Dua teknik populer untuk merancang algoritme adalah flowchart dan pseudocode. Flowchart menunjukkan alur secara visual melalui diagram, sementara itu pseudocode tulis tahapan-tahapan logika dalam Bahasa yang setengah formal sehingga mudah dimengerti oleh orang lain.
Menurut Dicoding, asal-usul algoritma mencapai waktu yang sangat lampau dan bermula dengan ahli matematika Muslim bernama Al-Khawarizmi, yang mengembangkan metode matematis terstruktur untuk menyelesaikan masalah kompleks. Abad setelahnya, pemikir besar Alan Turing menunjukkan bahwa perangkat mekanis pun bisa melaksanakan algoritme tersebut, mendorong perkembangan dalam era komputasi modern.

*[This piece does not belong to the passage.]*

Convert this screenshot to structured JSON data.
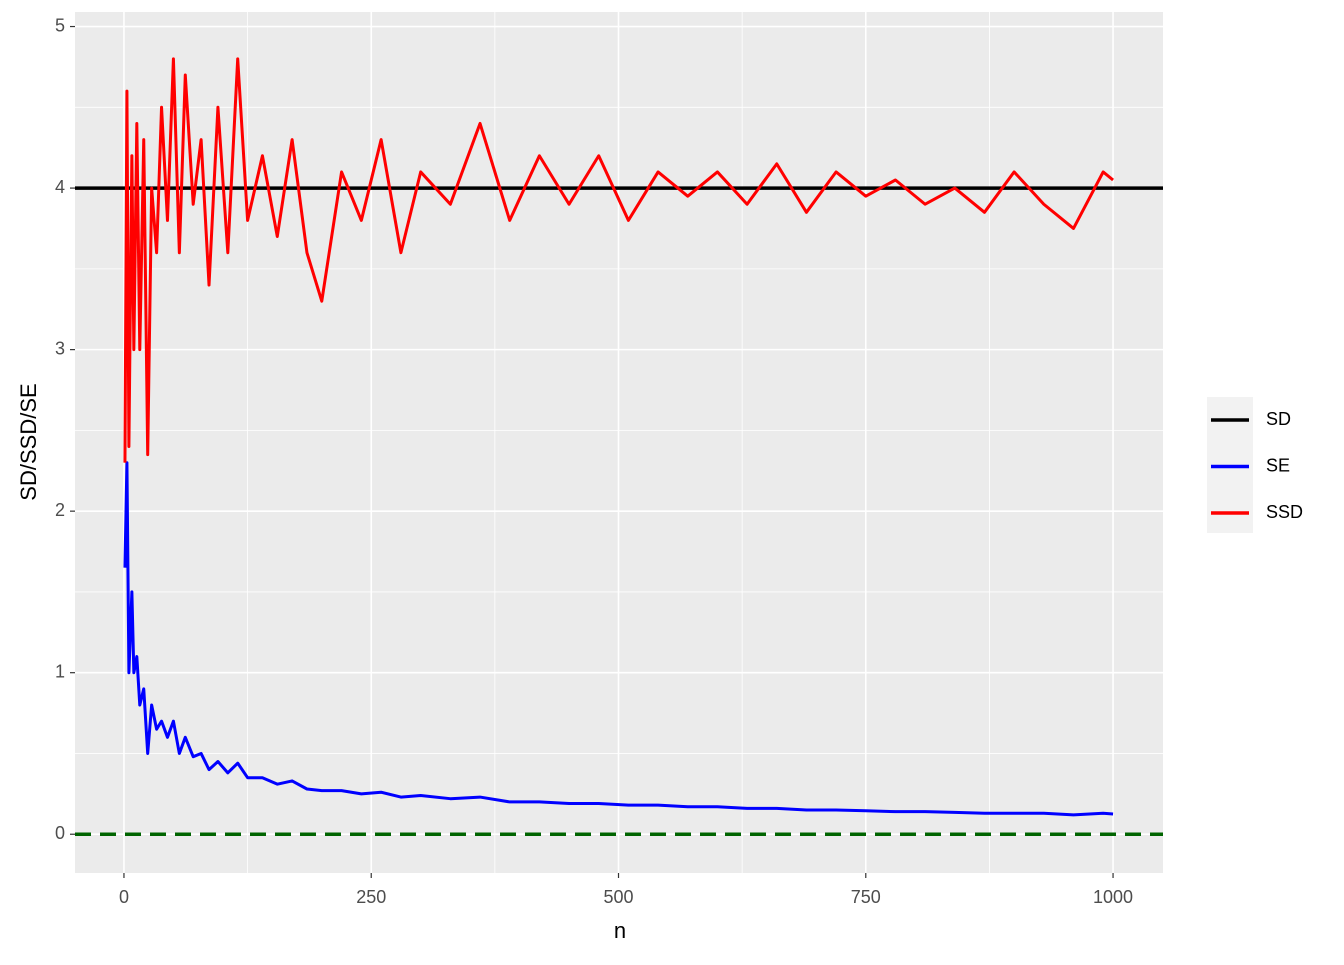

Akan tetapi, tidak seluruh implementasi algoritme berakibat positif. Di sektor perjudian online, alih-alih itu, algoritme malah bertindak sebagai pedang bermusuhan yang mengendalikan keberuntungan banyak bettor. Sebagaimana diberitakan oleh Sigma World, ada dua tipe dasar algoritme yang aktif dalam sistem belakang operasional situs taruhan daring ini yaitu
Random Number Generator (RNG) dan algoritma pembayaran.
RNG merupakan jantung dari permainan yang menghasilkan kesempatan tak terduga pada tiap pertaruhan. Misalkan dalam putaran mesin slot, RNG ini akan menciptakan bilangan acak baru tanpa henti, sehingga membuat hasil game sulit diantisipasi. Paling sedikit secra teoritis, maksudnya ialah memberikan kewajaran serta autonomi atas hasil tersebut. Kemudian, berkembang pula metode bernama sistem provably fair yang mendukung pemain untuk mengecek sendiri kelangsungan adilnya hasil dengan cara manual.
Meskipun demikian, sebagaimana disampaikan oleh Kabareskrim Polri Komjen Wahyu Widada, ketidakkonsistenan tersebut kerap kali membingungkan. “Tidak pernah ada kisah bermain judi yang berhasil,” tegasnya saat memberikan keterangan pers tanggal 2 Mei 2025 di Jakarta Barat.
Dia menyatakan bahwa mekanisme algoritme pada situs taruhan online dirancang sedemikian rupa sehingga para pemain cenderung selalu kalah. Tambahkan itu, Wahyu mengatakan bahwa operator melakukan kampanye psikologi untuk mendorong pemain tetap bertaruh walaupun mereka telah beberapa kali mengalami kekalahan.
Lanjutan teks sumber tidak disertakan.